The program attracts people who are interested in environmental management, or who anticipate responsibility for environmental policy formation, or a role in environmental education. The course extends the professional expertise of people working in such fields as agriculture, community welfare, economics, education, engineering, forestry, law, medicine, planning, public health, political economy, science, and resource management. The course is of 18 months duration for full-time study or up to three years part-time.
Several basic assumptions underlie the University's program for the degree.
- Those who frame the alternatives from which environmental policy choices will be made must necessarily make highly significant value judgements. Public understanding of administrative decision-making will be enhanced when people are willing to make explicit the values underlying policy formation. Accordingly, emphasis is placed on developing a student's sense of values.
- While the economic, social, cultural, legal and physical aspects of any major environmental policy problem can be distinguished analytically, these aspects need to be viewed together if policy-makers are to come up with workable solutions. Therefore, the program stresses the need for integrative modes of thought.

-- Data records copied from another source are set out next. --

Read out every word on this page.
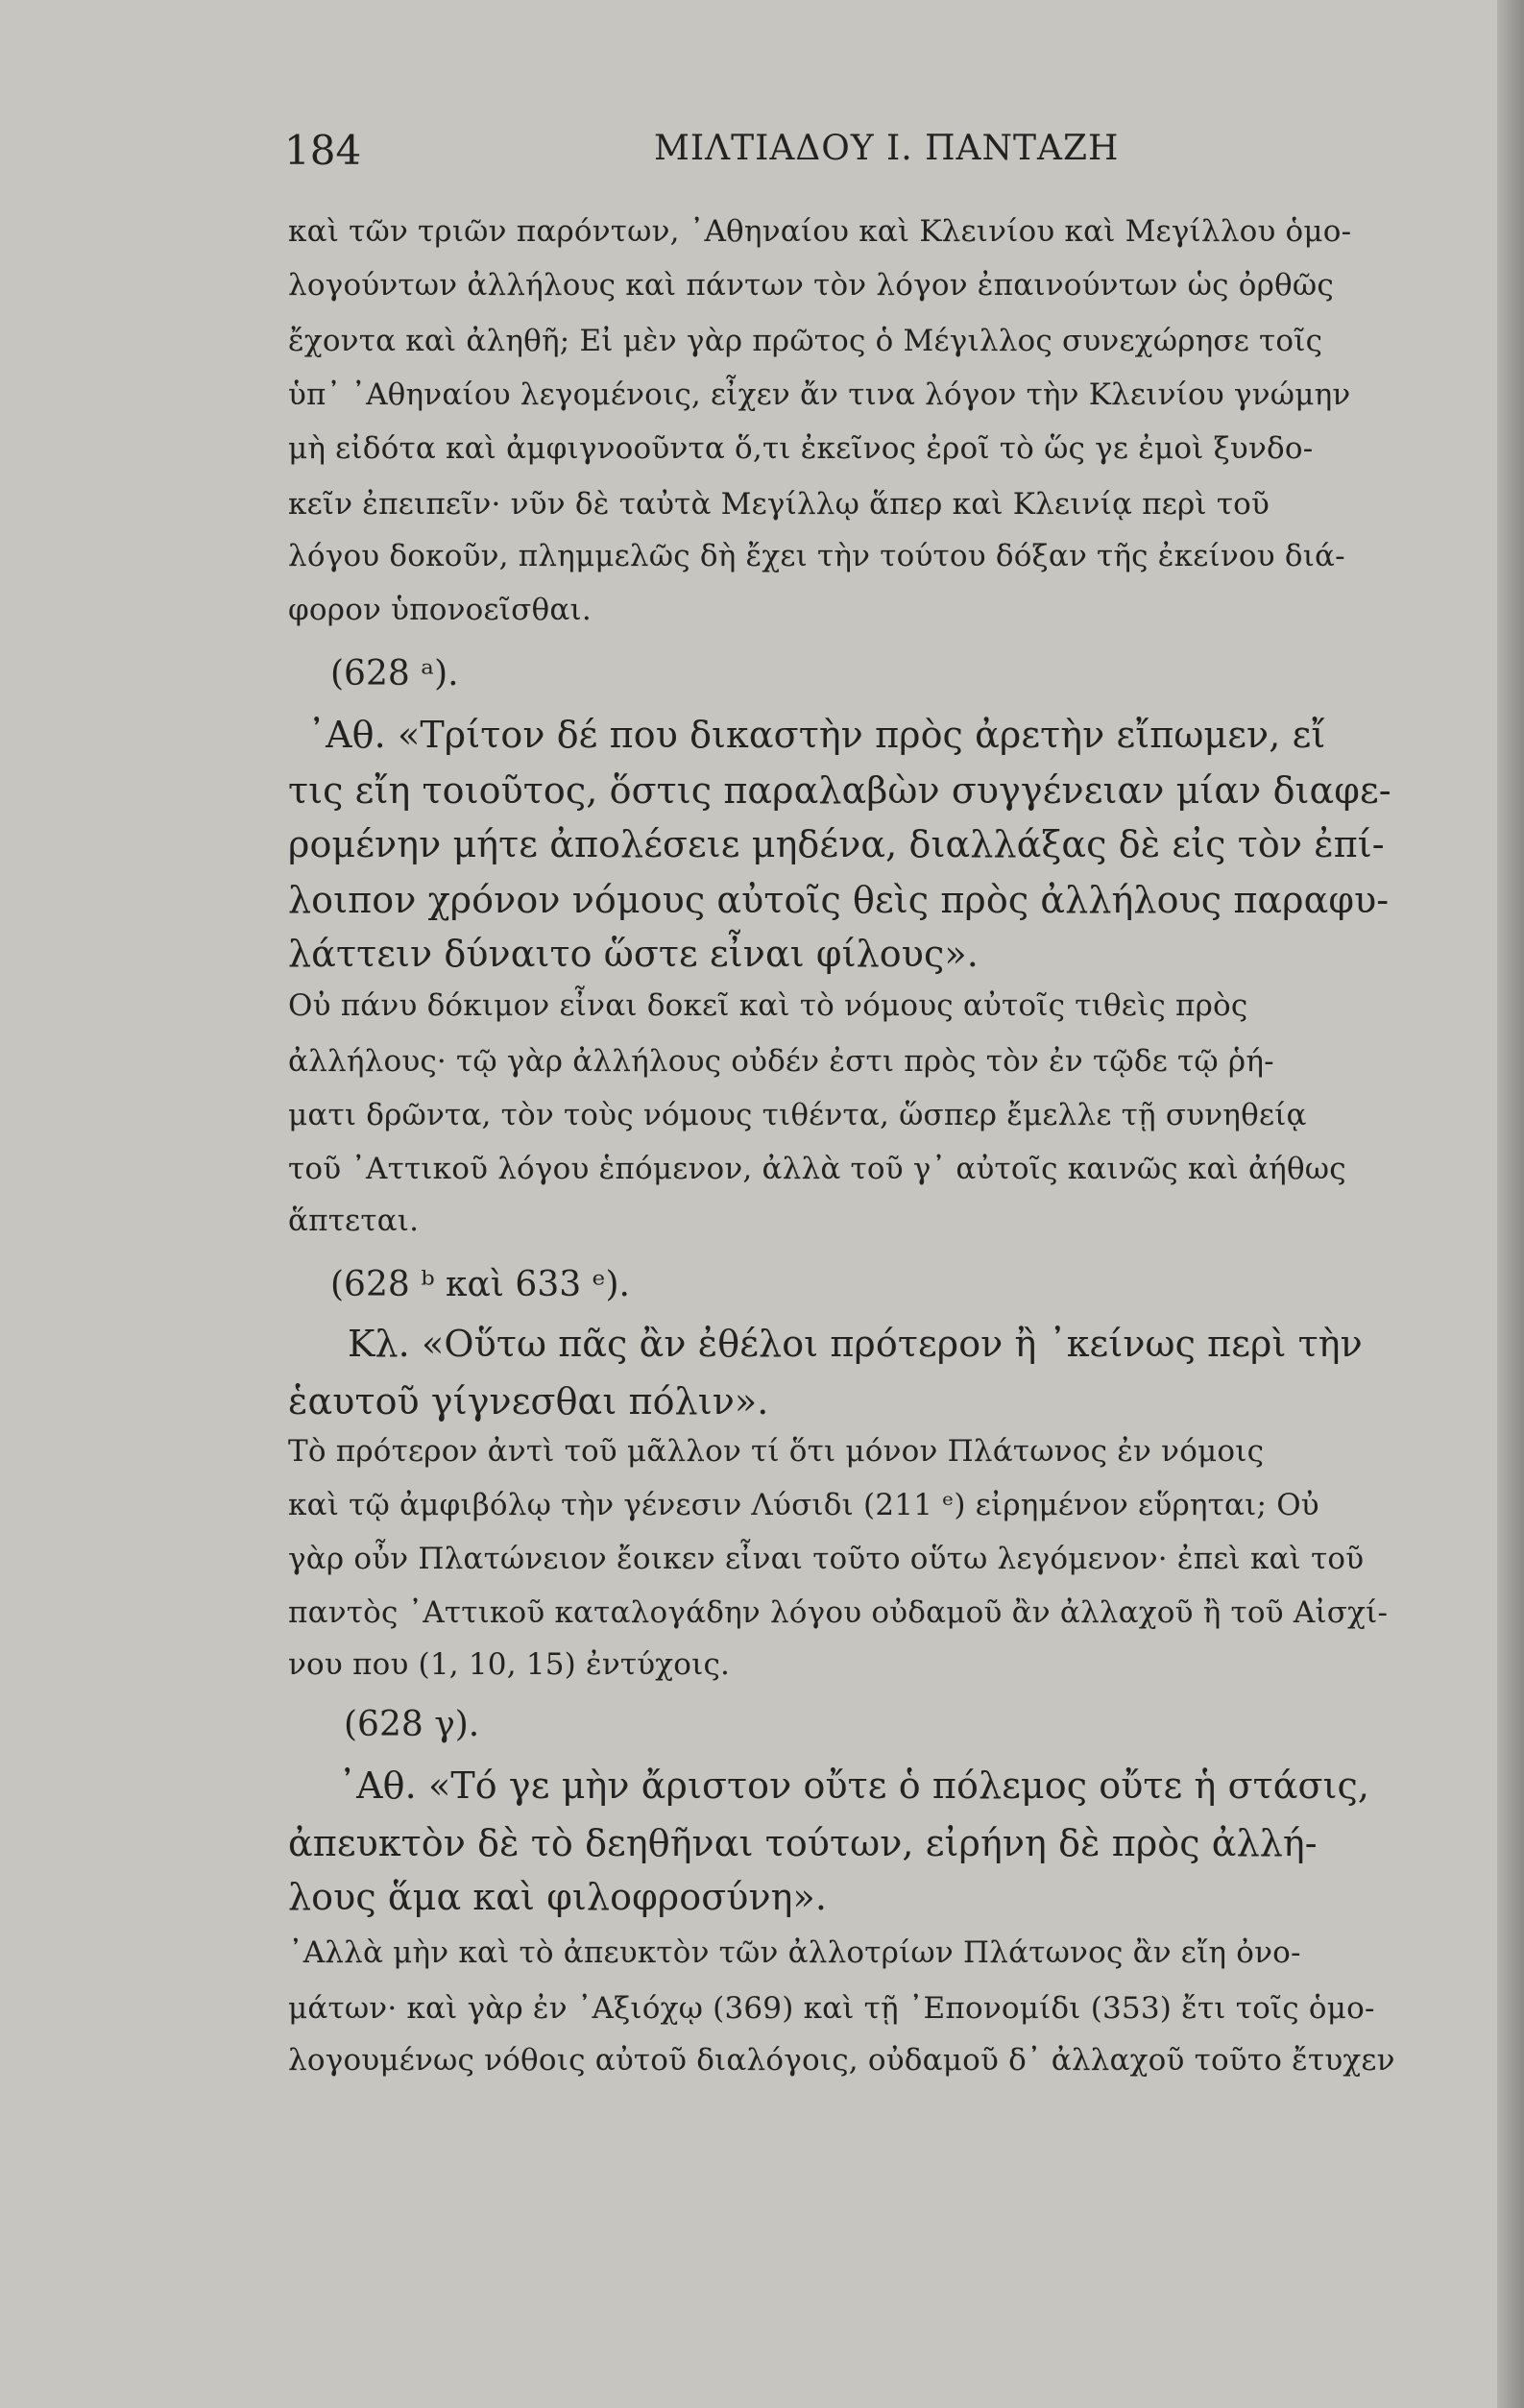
184	ΜΙΛΤΙΑΔΟΥ Ι. ΠΑΝΤΑΖΗ
καὶ τῶν τριῶν παρόντων, ᾿Αθηναίου καὶ Κλεινίου καὶ Μεγίλλου ὁμο-
λογούντων ἀλλήλους καὶ πάντων τὸν λόγον ἐπαινούντων ὡς ὀρθῶς
ἔχοντα καὶ ἀληθῆ; Εἰ μὲν γὰρ πρῶτος ὁ Μέγιλλος συνεχώρησε τοῖς
ὑπ᾿ ᾿Αθηναίου λεγομένοις, εἶχεν ἄν τινα λόγον τὴν Κλεινίου γνώμην
μὴ εἰδότα καὶ ἀμφιγνοοῦντα ὅ,τι ἐκεῖνος ἐροῖ τὸ ὥς γε ἐμοὶ ξυνδο-
κεῖν ἐπειπεῖν· νῦν δὲ ταὐτὰ Μεγίλλῳ ἅπερ καὶ Κλεινίᾳ περὶ τοῦ
λόγου δοκοῦν, πλημμελῶς δὴ ἔχει τὴν τούτου δόξαν τῆς ἐκείνου διά-
φορον ὑπονοεῖσθαι.
(628 ᵃ).
᾿Αθ. «Τρίτον δέ που δικαστὴν πρὸς ἀρετὴν εἴπωμεν, εἴ
τις εἴη τοιοῦτος, ὅστις παραλαβὼν συγγένειαν μίαν διαφε-
ρομένην μήτε ἀπολέσειε μηδένα, διαλλάξας δὲ εἰς τὸν ἐπί-
λοιπον χρόνον νόμους αὐτοῖς θεὶς πρὸς ἀλλήλους παραφυ-
λάττειν δύναιτο ὥστε εἶναι φίλους».
Οὐ πάνυ δόκιμον εἶναι δοκεῖ καὶ τὸ νόμους αὐτοῖς τιθεὶς πρὸς
ἀλλήλους· τῷ γὰρ ἀλλήλους οὐδέν ἐστι πρὸς τὸν ἐν τῷδε τῷ ῥή-
ματι δρῶντα, τὸν τοὺς νόμους τιθέντα, ὥσπερ ἔμελλε τῇ συνηθείᾳ
τοῦ ᾿Αττικοῦ λόγου ἑπόμενον, ἀλλὰ τοῦ γ᾿ αὐτοῖς καινῶς καὶ ἀήθως
ἅπτεται.
(628 ᵇ καὶ 633 ᵉ).
Κλ. «Οὕτω πᾶς ἂν ἐθέλοι πρότερον ἢ ᾿κείνως περὶ τὴν
ἑαυτοῦ γίγνεσθαι πόλιν».
Τὸ πρότερον ἀντὶ τοῦ μᾶλλον τί ὅτι μόνον Πλάτωνος ἐν νόμοις
καὶ τῷ ἀμφιβόλῳ τὴν γένεσιν Λύσιδι (211 ᵉ) εἰρημένον εὕρηται; Οὐ
γὰρ οὖν Πλατώνειον ἔοικεν εἶναι τοῦτο οὕτω λεγόμενον· ἐπεὶ καὶ τοῦ
παντὸς ᾿Αττικοῦ καταλογάδην λόγου οὐδαμοῦ ἂν ἀλλαχοῦ ἢ τοῦ Αἰσχί-
νου που (1, 10, 15) ἐντύχοις.
(628 γ).
᾿Αθ. «Τό γε μὴν ἄριστον οὔτε ὁ πόλεμος οὔτε ἡ στάσις,
ἀπευκτὸν δὲ τὸ δεηθῆναι τούτων, εἰρήνη δὲ πρὸς ἀλλή-
λους ἅμα καὶ φιλοφροσύνη».
᾿Αλλὰ μὴν καὶ τὸ ἀπευκτὸν τῶν ἀλλοτρίων Πλάτωνος ἂν εἴη ὀνο-
μάτων· καὶ γὰρ ἐν ᾿Αξιόχῳ (369) καὶ τῇ ᾿Επονομίδι (353) ἔτι τοῖς ὁμο-
λογουμένως νόθοις αὐτοῦ διαλόγοις, οὐδαμοῦ δ᾿ ἀλλαχοῦ τοῦτο ἔτυχεν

- The character of the solutions required from environmental policy-makers is changing rapidly. Categorical solutions are no longer appropriate; more and more people are recognising the interdependence of public problems. Thus, the solutions which policy makers provide must be integrative in an additional sense. In order for governments to make authoritative decisions, the aspirations of competing institutions must be brought into direct relationship with one another so that, through a process during which these aspirations are modified, solutions which have a wide degree of acceptance are produced. This acceptance must be achieved in stages during which the point of view of all participants gradually changes. In recognition of the importance of the integrative approach, the course prepares students for policy making through a program which stresses the multifaceted nature of environmental problems.